Showing papers by "Carlo M. Croce published in 1973"

Assignment of the T-antigen gene of simian virus 40 to human chromosome C-7.

Abstract: Hybrid cell clones between mouse cells deficient in thymidine kinase (EC 2.7.1.21) and two different human cell lines transformed by simian virus 40 (SV40) and deficient in hypoxanthine phosphoribosyltransferase (EC 2.4.2.8) were examined for SV40 tumor (T) antigen(s). Concordant segregation of the gene(s) for SV40 T antigen and human chromosome C-7 was observed in these hybrids. The human chromosome C-7 which contains the gene(s) for SV40 T antigen is preferentially retained by the majority of the hybrid clones tested.

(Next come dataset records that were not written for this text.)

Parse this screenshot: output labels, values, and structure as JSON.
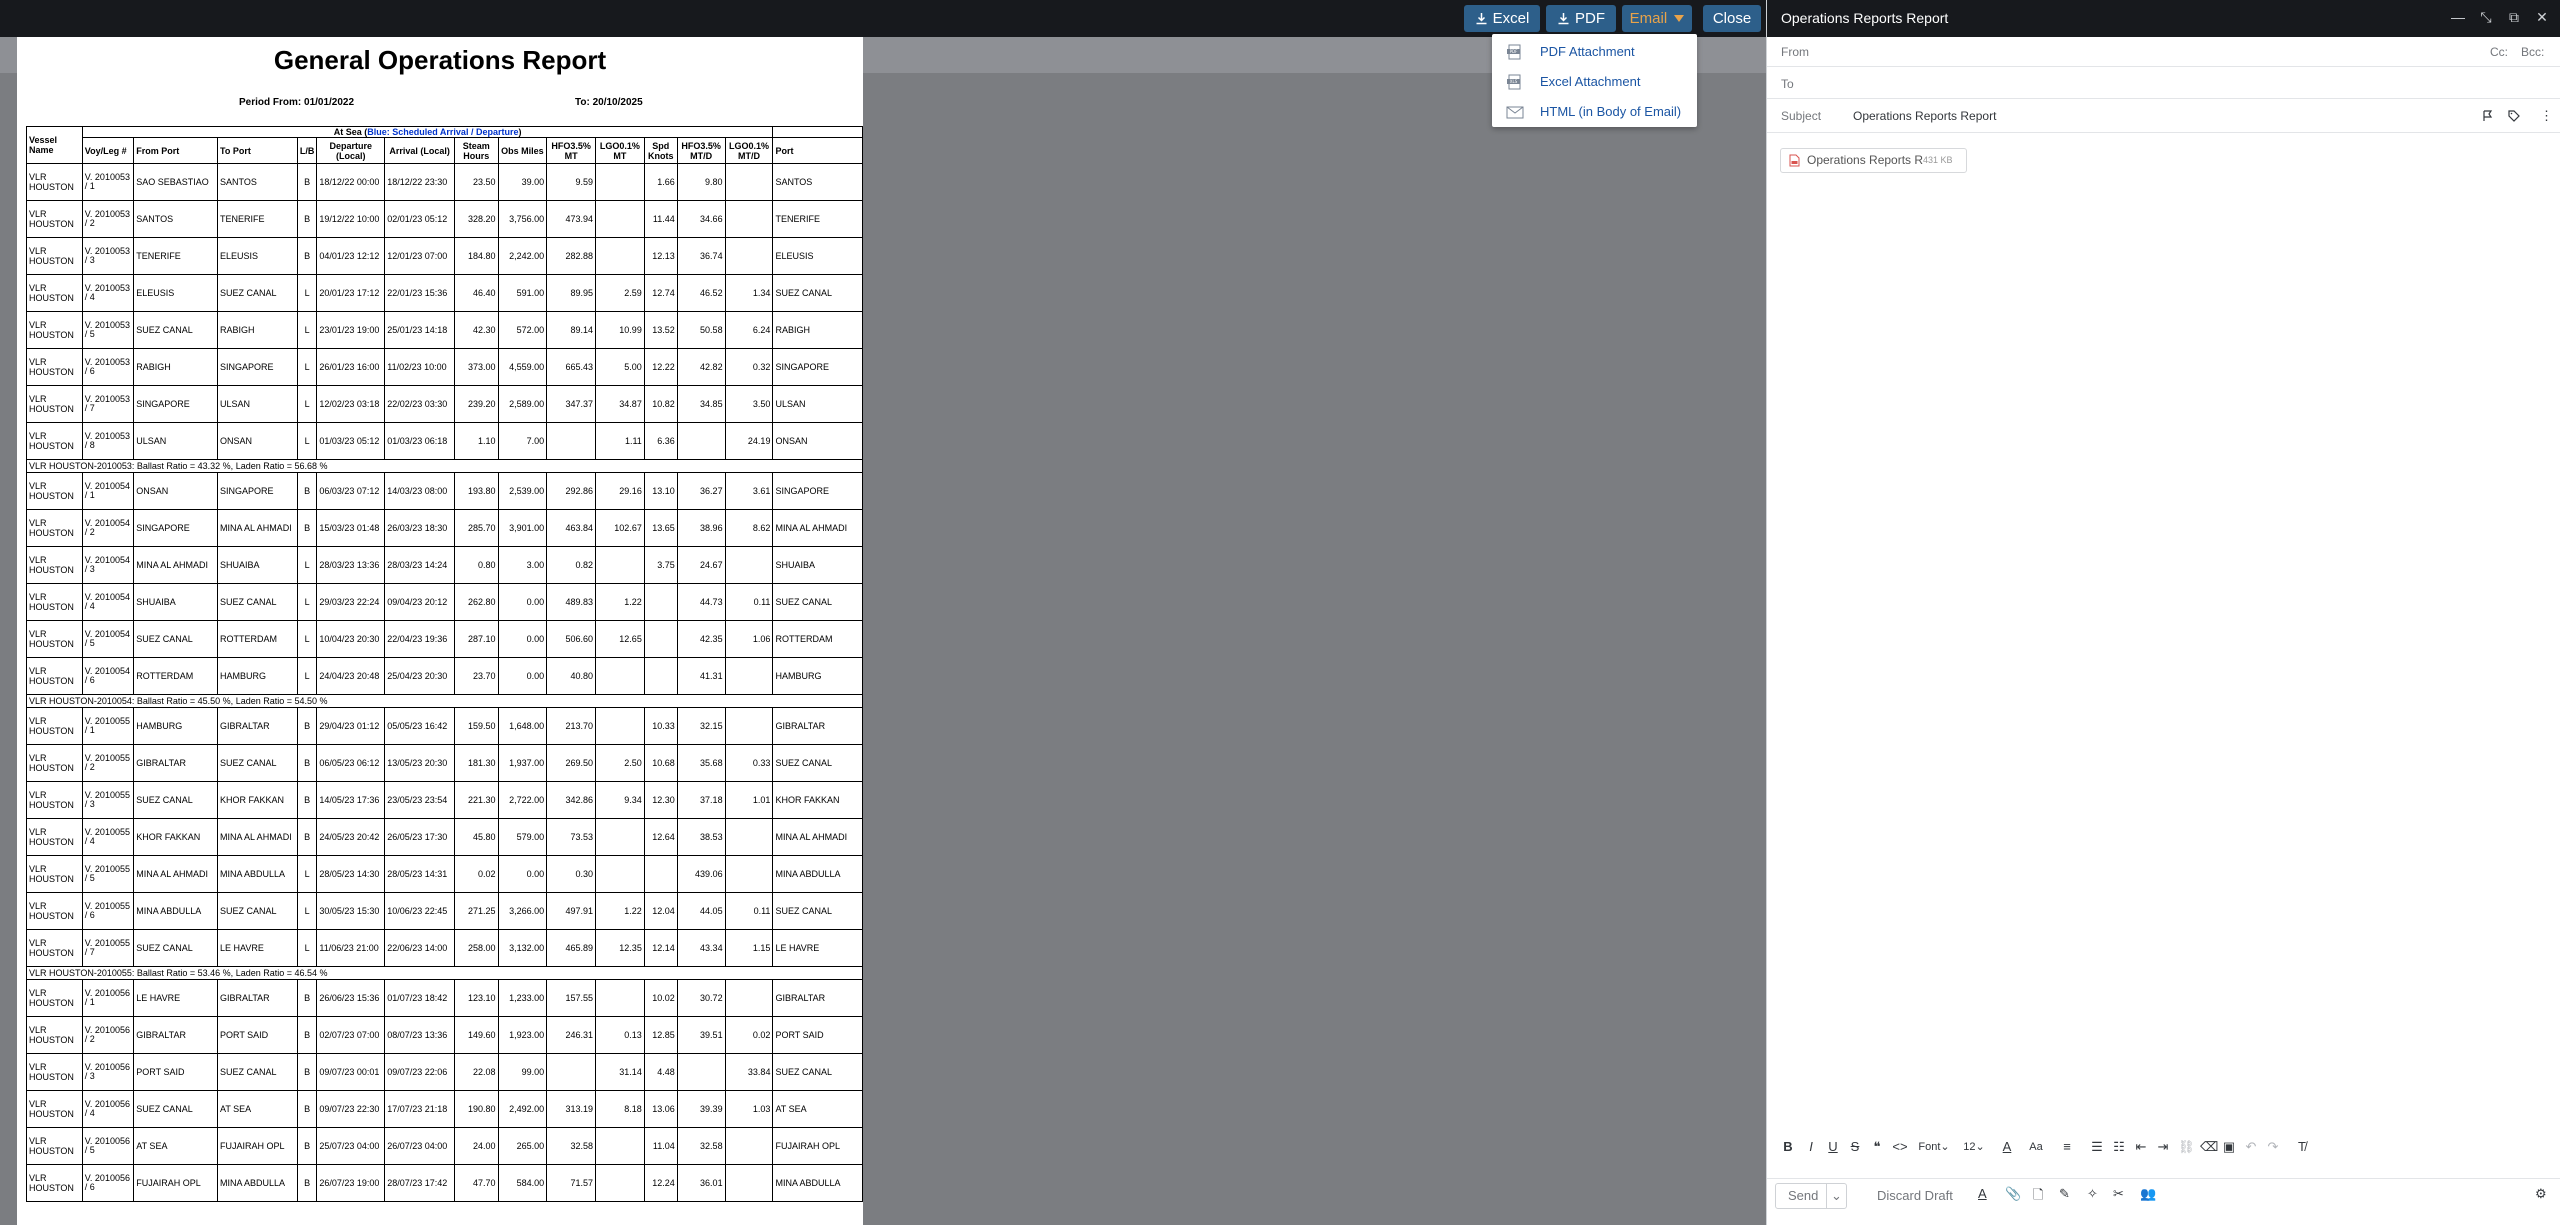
{
  "toolbar": {
    "excel_label": "Excel",
    "pdf_label": "PDF",
    "email_label": "Email",
    "close_label": "Close"
  },
  "email_menu": {
    "items": [
      {
        "label": "PDF Attachment",
        "icon": "pdf-file-icon"
      },
      {
        "label": "Excel Attachment",
        "icon": "excel-file-icon"
      },
      {
        "label": "HTML (in Body of Email)",
        "icon": "envelope-icon"
      }
    ]
  },
  "report": {
    "title": "General Operations Report",
    "period_from": "Period From: 01/01/2022",
    "period_to": "To: 20/10/2025",
    "group_header_black": "At Sea (",
    "group_header_blue": "Blue: Scheduled Arrival / Departure",
    "group_header_end": ")",
    "columns": [
      "Vessel Name",
      "Voy/Leg #",
      "From Port",
      "To Port",
      "L/B",
      "Departure (Local)",
      "Arrival (Local)",
      "Steam Hours",
      "Obs Miles",
      "HFO3.5% MT",
      "LGO0.1% MT",
      "Spd Knots",
      "HFO3.5% MT/D",
      "LGO0.1% MT/D",
      "Port"
    ],
    "rows": [
      {
        "vessel": "VLR HOUSTON",
        "voy": "V. 2010053 / 1",
        "from": "SAO SEBASTIAO",
        "to": "SANTOS",
        "lb": "B",
        "dep": "18/12/22 00:00",
        "arr": "18/12/22 23:30",
        "hours": "23.50",
        "miles": "39.00",
        "hfo": "9.59",
        "lgo": "",
        "spd": "1.66",
        "hfod": "9.80",
        "lgod": "",
        "port": "SANTOS"
      },
      {
        "vessel": "VLR HOUSTON",
        "voy": "V. 2010053 / 2",
        "from": "SANTOS",
        "to": "TENERIFE",
        "lb": "B",
        "dep": "19/12/22 10:00",
        "arr": "02/01/23 05:12",
        "hours": "328.20",
        "miles": "3,756.00",
        "hfo": "473.94",
        "lgo": "",
        "spd": "11.44",
        "hfod": "34.66",
        "lgod": "",
        "port": "TENERIFE"
      },
      {
        "vessel": "VLR HOUSTON",
        "voy": "V. 2010053 / 3",
        "from": "TENERIFE",
        "to": "ELEUSIS",
        "lb": "B",
        "dep": "04/01/23 12:12",
        "arr": "12/01/23 07:00",
        "hours": "184.80",
        "miles": "2,242.00",
        "hfo": "282.88",
        "lgo": "",
        "spd": "12.13",
        "hfod": "36.74",
        "lgod": "",
        "port": "ELEUSIS"
      },
      {
        "vessel": "VLR HOUSTON",
        "voy": "V. 2010053 / 4",
        "from": "ELEUSIS",
        "to": "SUEZ CANAL",
        "lb": "L",
        "dep": "20/01/23 17:12",
        "arr": "22/01/23 15:36",
        "hours": "46.40",
        "miles": "591.00",
        "hfo": "89.95",
        "lgo": "2.59",
        "spd": "12.74",
        "hfod": "46.52",
        "lgod": "1.34",
        "port": "SUEZ CANAL"
      },
      {
        "vessel": "VLR HOUSTON",
        "voy": "V. 2010053 / 5",
        "from": "SUEZ CANAL",
        "to": "RABIGH",
        "lb": "L",
        "dep": "23/01/23 19:00",
        "arr": "25/01/23 14:18",
        "hours": "42.30",
        "miles": "572.00",
        "hfo": "89.14",
        "lgo": "10.99",
        "spd": "13.52",
        "hfod": "50.58",
        "lgod": "6.24",
        "port": "RABIGH"
      },
      {
        "vessel": "VLR HOUSTON",
        "voy": "V. 2010053 / 6",
        "from": "RABIGH",
        "to": "SINGAPORE",
        "lb": "L",
        "dep": "26/01/23 16:00",
        "arr": "11/02/23 10:00",
        "hours": "373.00",
        "miles": "4,559.00",
        "hfo": "665.43",
        "lgo": "5.00",
        "spd": "12.22",
        "hfod": "42.82",
        "lgod": "0.32",
        "port": "SINGAPORE"
      },
      {
        "vessel": "VLR HOUSTON",
        "voy": "V. 2010053 / 7",
        "from": "SINGAPORE",
        "to": "ULSAN",
        "lb": "L",
        "dep": "12/02/23 03:18",
        "arr": "22/02/23 03:30",
        "hours": "239.20",
        "miles": "2,589.00",
        "hfo": "347.37",
        "lgo": "34.87",
        "spd": "10.82",
        "hfod": "34.85",
        "lgod": "3.50",
        "port": "ULSAN"
      },
      {
        "vessel": "VLR HOUSTON",
        "voy": "V. 2010053 / 8",
        "from": "ULSAN",
        "to": "ONSAN",
        "lb": "L",
        "dep": "01/03/23 05:12",
        "arr": "01/03/23 06:18",
        "hours": "1.10",
        "miles": "7.00",
        "hfo": "",
        "lgo": "1.11",
        "spd": "6.36",
        "hfod": "",
        "lgod": "24.19",
        "port": "ONSAN"
      },
      {
        "summary": "VLR HOUSTON-2010053: Ballast Ratio = 43.32 %, Laden Ratio = 56.68 %"
      },
      {
        "vessel": "VLR HOUSTON",
        "voy": "V. 2010054 / 1",
        "from": "ONSAN",
        "to": "SINGAPORE",
        "lb": "B",
        "dep": "06/03/23 07:12",
        "arr": "14/03/23 08:00",
        "hours": "193.80",
        "miles": "2,539.00",
        "hfo": "292.86",
        "lgo": "29.16",
        "spd": "13.10",
        "hfod": "36.27",
        "lgod": "3.61",
        "port": "SINGAPORE"
      },
      {
        "vessel": "VLR HOUSTON",
        "voy": "V. 2010054 / 2",
        "from": "SINGAPORE",
        "to": "MINA AL AHMADI",
        "lb": "B",
        "dep": "15/03/23 01:48",
        "arr": "26/03/23 18:30",
        "hours": "285.70",
        "miles": "3,901.00",
        "hfo": "463.84",
        "lgo": "102.67",
        "spd": "13.65",
        "hfod": "38.96",
        "lgod": "8.62",
        "port": "MINA AL AHMADI"
      },
      {
        "vessel": "VLR HOUSTON",
        "voy": "V. 2010054 / 3",
        "from": "MINA AL AHMADI",
        "to": "SHUAIBA",
        "lb": "L",
        "dep": "28/03/23 13:36",
        "arr": "28/03/23 14:24",
        "hours": "0.80",
        "miles": "3.00",
        "hfo": "0.82",
        "lgo": "",
        "spd": "3.75",
        "hfod": "24.67",
        "lgod": "",
        "port": "SHUAIBA"
      },
      {
        "vessel": "VLR HOUSTON",
        "voy": "V. 2010054 / 4",
        "from": "SHUAIBA",
        "to": "SUEZ CANAL",
        "lb": "L",
        "dep": "29/03/23 22:24",
        "arr": "09/04/23 20:12",
        "hours": "262.80",
        "miles": "0.00",
        "hfo": "489.83",
        "lgo": "1.22",
        "spd": "",
        "hfod": "44.73",
        "lgod": "0.11",
        "port": "SUEZ CANAL"
      },
      {
        "vessel": "VLR HOUSTON",
        "voy": "V. 2010054 / 5",
        "from": "SUEZ CANAL",
        "to": "ROTTERDAM",
        "lb": "L",
        "dep": "10/04/23 20:30",
        "arr": "22/04/23 19:36",
        "hours": "287.10",
        "miles": "0.00",
        "hfo": "506.60",
        "lgo": "12.65",
        "spd": "",
        "hfod": "42.35",
        "lgod": "1.06",
        "port": "ROTTERDAM"
      },
      {
        "vessel": "VLR HOUSTON",
        "voy": "V. 2010054 / 6",
        "from": "ROTTERDAM",
        "to": "HAMBURG",
        "lb": "L",
        "dep": "24/04/23 20:48",
        "arr": "25/04/23 20:30",
        "hours": "23.70",
        "miles": "0.00",
        "hfo": "40.80",
        "lgo": "",
        "spd": "",
        "hfod": "41.31",
        "lgod": "",
        "port": "HAMBURG"
      },
      {
        "summary": "VLR HOUSTON-2010054: Ballast Ratio = 45.50 %, Laden Ratio = 54.50 %"
      },
      {
        "vessel": "VLR HOUSTON",
        "voy": "V. 2010055 / 1",
        "from": "HAMBURG",
        "to": "GIBRALTAR",
        "lb": "B",
        "dep": "29/04/23 01:12",
        "arr": "05/05/23 16:42",
        "hours": "159.50",
        "miles": "1,648.00",
        "hfo": "213.70",
        "lgo": "",
        "spd": "10.33",
        "hfod": "32.15",
        "lgod": "",
        "port": "GIBRALTAR"
      },
      {
        "vessel": "VLR HOUSTON",
        "voy": "V. 2010055 / 2",
        "from": "GIBRALTAR",
        "to": "SUEZ CANAL",
        "lb": "B",
        "dep": "06/05/23 06:12",
        "arr": "13/05/23 20:30",
        "hours": "181.30",
        "miles": "1,937.00",
        "hfo": "269.50",
        "lgo": "2.50",
        "spd": "10.68",
        "hfod": "35.68",
        "lgod": "0.33",
        "port": "SUEZ CANAL"
      },
      {
        "vessel": "VLR HOUSTON",
        "voy": "V. 2010055 / 3",
        "from": "SUEZ CANAL",
        "to": "KHOR FAKKAN",
        "lb": "B",
        "dep": "14/05/23 17:36",
        "arr": "23/05/23 23:54",
        "hours": "221.30",
        "miles": "2,722.00",
        "hfo": "342.86",
        "lgo": "9.34",
        "spd": "12.30",
        "hfod": "37.18",
        "lgod": "1.01",
        "port": "KHOR FAKKAN"
      },
      {
        "vessel": "VLR HOUSTON",
        "voy": "V. 2010055 / 4",
        "from": "KHOR FAKKAN",
        "to": "MINA AL AHMADI",
        "lb": "B",
        "dep": "24/05/23 20:42",
        "arr": "26/05/23 17:30",
        "hours": "45.80",
        "miles": "579.00",
        "hfo": "73.53",
        "lgo": "",
        "spd": "12.64",
        "hfod": "38.53",
        "lgod": "",
        "port": "MINA AL AHMADI"
      },
      {
        "vessel": "VLR HOUSTON",
        "voy": "V. 2010055 / 5",
        "from": "MINA AL AHMADI",
        "to": "MINA ABDULLA",
        "lb": "L",
        "dep": "28/05/23 14:30",
        "arr": "28/05/23 14:31",
        "hours": "0.02",
        "miles": "0.00",
        "hfo": "0.30",
        "lgo": "",
        "spd": "",
        "hfod": "439.06",
        "lgod": "",
        "port": "MINA ABDULLA"
      },
      {
        "vessel": "VLR HOUSTON",
        "voy": "V. 2010055 / 6",
        "from": "MINA ABDULLA",
        "to": "SUEZ CANAL",
        "lb": "L",
        "dep": "30/05/23 15:30",
        "arr": "10/06/23 22:45",
        "hours": "271.25",
        "miles": "3,266.00",
        "hfo": "497.91",
        "lgo": "1.22",
        "spd": "12.04",
        "hfod": "44.05",
        "lgod": "0.11",
        "port": "SUEZ CANAL"
      },
      {
        "vessel": "VLR HOUSTON",
        "voy": "V. 2010055 / 7",
        "from": "SUEZ CANAL",
        "to": "LE HAVRE",
        "lb": "L",
        "dep": "11/06/23 21:00",
        "arr": "22/06/23 14:00",
        "hours": "258.00",
        "miles": "3,132.00",
        "hfo": "465.89",
        "lgo": "12.35",
        "spd": "12.14",
        "hfod": "43.34",
        "lgod": "1.15",
        "port": "LE HAVRE"
      },
      {
        "summary": "VLR HOUSTON-2010055: Ballast Ratio = 53.46 %, Laden Ratio = 46.54 %"
      },
      {
        "vessel": "VLR HOUSTON",
        "voy": "V. 2010056 / 1",
        "from": "LE HAVRE",
        "to": "GIBRALTAR",
        "lb": "B",
        "dep": "26/06/23 15:36",
        "arr": "01/07/23 18:42",
        "hours": "123.10",
        "miles": "1,233.00",
        "hfo": "157.55",
        "lgo": "",
        "spd": "10.02",
        "hfod": "30.72",
        "lgod": "",
        "port": "GIBRALTAR"
      },
      {
        "vessel": "VLR HOUSTON",
        "voy": "V. 2010056 / 2",
        "from": "GIBRALTAR",
        "to": "PORT SAID",
        "lb": "B",
        "dep": "02/07/23 07:00",
        "arr": "08/07/23 13:36",
        "hours": "149.60",
        "miles": "1,923.00",
        "hfo": "246.31",
        "lgo": "0.13",
        "spd": "12.85",
        "hfod": "39.51",
        "lgod": "0.02",
        "port": "PORT SAID"
      },
      {
        "vessel": "VLR HOUSTON",
        "voy": "V. 2010056 / 3",
        "from": "PORT SAID",
        "to": "SUEZ CANAL",
        "lb": "B",
        "dep": "09/07/23 00:01",
        "arr": "09/07/23 22:06",
        "hours": "22.08",
        "miles": "99.00",
        "hfo": "",
        "lgo": "31.14",
        "spd": "4.48",
        "hfod": "",
        "lgod": "33.84",
        "port": "SUEZ CANAL"
      },
      {
        "vessel": "VLR HOUSTON",
        "voy": "V. 2010056 / 4",
        "from": "SUEZ CANAL",
        "to": "AT SEA",
        "lb": "B",
        "dep": "09/07/23 22:30",
        "arr": "17/07/23 21:18",
        "hours": "190.80",
        "miles": "2,492.00",
        "hfo": "313.19",
        "lgo": "8.18",
        "spd": "13.06",
        "hfod": "39.39",
        "lgod": "1.03",
        "port": "AT SEA"
      },
      {
        "vessel": "VLR HOUSTON",
        "voy": "V. 2010056 / 5",
        "from": "AT SEA",
        "to": "FUJAIRAH OPL",
        "lb": "B",
        "dep": "25/07/23 04:00",
        "arr": "26/07/23 04:00",
        "hours": "24.00",
        "miles": "265.00",
        "hfo": "32.58",
        "lgo": "",
        "spd": "11.04",
        "hfod": "32.58",
        "lgod": "",
        "port": "FUJAIRAH OPL"
      },
      {
        "vessel": "VLR HOUSTON",
        "voy": "V. 2010056 / 6",
        "from": "FUJAIRAH OPL",
        "to": "MINA ABDULLA",
        "lb": "B",
        "dep": "26/07/23 19:00",
        "arr": "28/07/23 17:42",
        "hours": "47.70",
        "miles": "584.00",
        "hfo": "71.57",
        "lgo": "",
        "spd": "12.24",
        "hfod": "36.01",
        "lgod": "",
        "port": "MINA ABDULLA"
      }
    ]
  },
  "email": {
    "window_title": "Operations Reports Report",
    "from_label": "From",
    "to_label": "To",
    "cc_label": "Cc:",
    "bcc_label": "Bcc:",
    "subject_label": "Subject",
    "subject_value": "Operations Reports Report",
    "attachment_name": "Operations Reports R",
    "attachment_size": "431 KB",
    "font_label": "Font",
    "font_size": "12",
    "send_label": "Send",
    "discard_label": "Discard Draft"
  }
}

When hybrid clones positive and negative for SV40 T antigen, derived from the fusion of SV40-transformed Lesch-Nyhan fibroblasts with mouse cells, were fused with CV-1 permissive cells, SV40-specific V antigen was observed only in the cultures derived from fusion of the hybrid clones positive for T antigen. This result indicates a linkage relationship between human chromosome C-7, SV40 T-antigen gene(s), and SV40 genome(s) integrated in the human transformed cells.

Human regulatory gene for inducible tyrosine aminotransferase in rat-human hybrids.

Abstract: The inducibility of tyrosine aminotransferase (EC 2.6.1.5) by corticosteroid hormones in rat-human hybrid clones was studied. The presence of human X chromosome activity in the cells was always associated with the suppression of tyrosine aminotransferase inducibility in all the clones examined. Negative correlation between the human X chromosome and inducibility of the enzyme was clearly established. Corticosteroid receptor was present to the same extent in hybrid cell clones that either contained or lost the human X chromosome. The human repressor for inducible tyrosine aminotransferase has a linkage relationship with glucose-6-phosphate dehydrogenase (EC 1.1.1.49) and hypoxanthine-guanine-phosphoribosyltransferase (EC 2.4.2.8) and, therefore, can be assigned to the X chromosome.

Restoration of Hypoxanthine Phosphoribosyl Transferase Activity in Mouse 1R Cells After Fusion with Chick-Embryo Fibroblasts

Abstract: Fusion of the 1R mouse cell, which lacks activity of hypoxanthine phosphoribosyl transferase (EC 2.4.2.8), with chick-embryo fibroblasts yielded progeny cells that survived in hypoxanthine-aminopterin-thymidine selective medium. This property and the failure of the progeny to survive in 8-azaguanine indicated that hypoxanthine phosphoribosyl transferase activity was present. Electrophoretic analysis revealed that the enzyme was of mouse, not chick, origin. These observations are consistent with the operation of a regulator gene responsible for the absence of hypoxanthine phosphoribosyl-transferase activity in the 1R cell and its presence in the progeny.

Reexpression of the rat hypoxanthine phosphoribosyltransferase gene in rat-human hybrids.

Abstract: Fusion of hypoxanthine phosphoribosyltransferase (HPRT)- rat hepatoma cells with HPRT+ human fibroblasts yielded hybrid clones that grew in HAT selective medium and contained all the rat chromosomes and one to nine human chromosomes. Among the retained chromosomes was the human X chromosome. In all clones backselected in medium containing 8-azaguanine, human X chromosome was absent. Electrophoretic analysis revealed that, without exception, hybrid clones growing in HAT medium had an active HPRT enzyme, either human or rat, or both. When these clones were backselected in 8-azaguanine, they did not show HPRT enzyme activity. Hybrids that contained the human X chromosome also had human glucose-6-phosphate dehydrogenase. The observed reexpression of rat HPRT in hybrid cells derived from HPRT- rat cells suggests that a genetic factor from the human cell determined the expression of the rat structural gene for HPRT.

Effect of Environmental pH on Rescue of Simian Virus 40

Abstract: Rescue of SV40 virus after Sendai virus-mediated fusion of transformed mouse or hamster cell lines with permissive monkey cells was strikingly dependent on pH in the range 6.4-8.8, with a maximum at pH 8.4. The titer of virus recovered at pH 8.4 was 2 logs higher than that at pH 7.6, and 4 logs higher than that at pH 6.4. The pH-sensitive step was neither the number of heterokaryocytes formed, which was essentially the same at pH 7.6 and 8.4, nor the degree of SV40 replication in the monkey cells, which was also unaffected by pH variation in the range 7.2-8.4.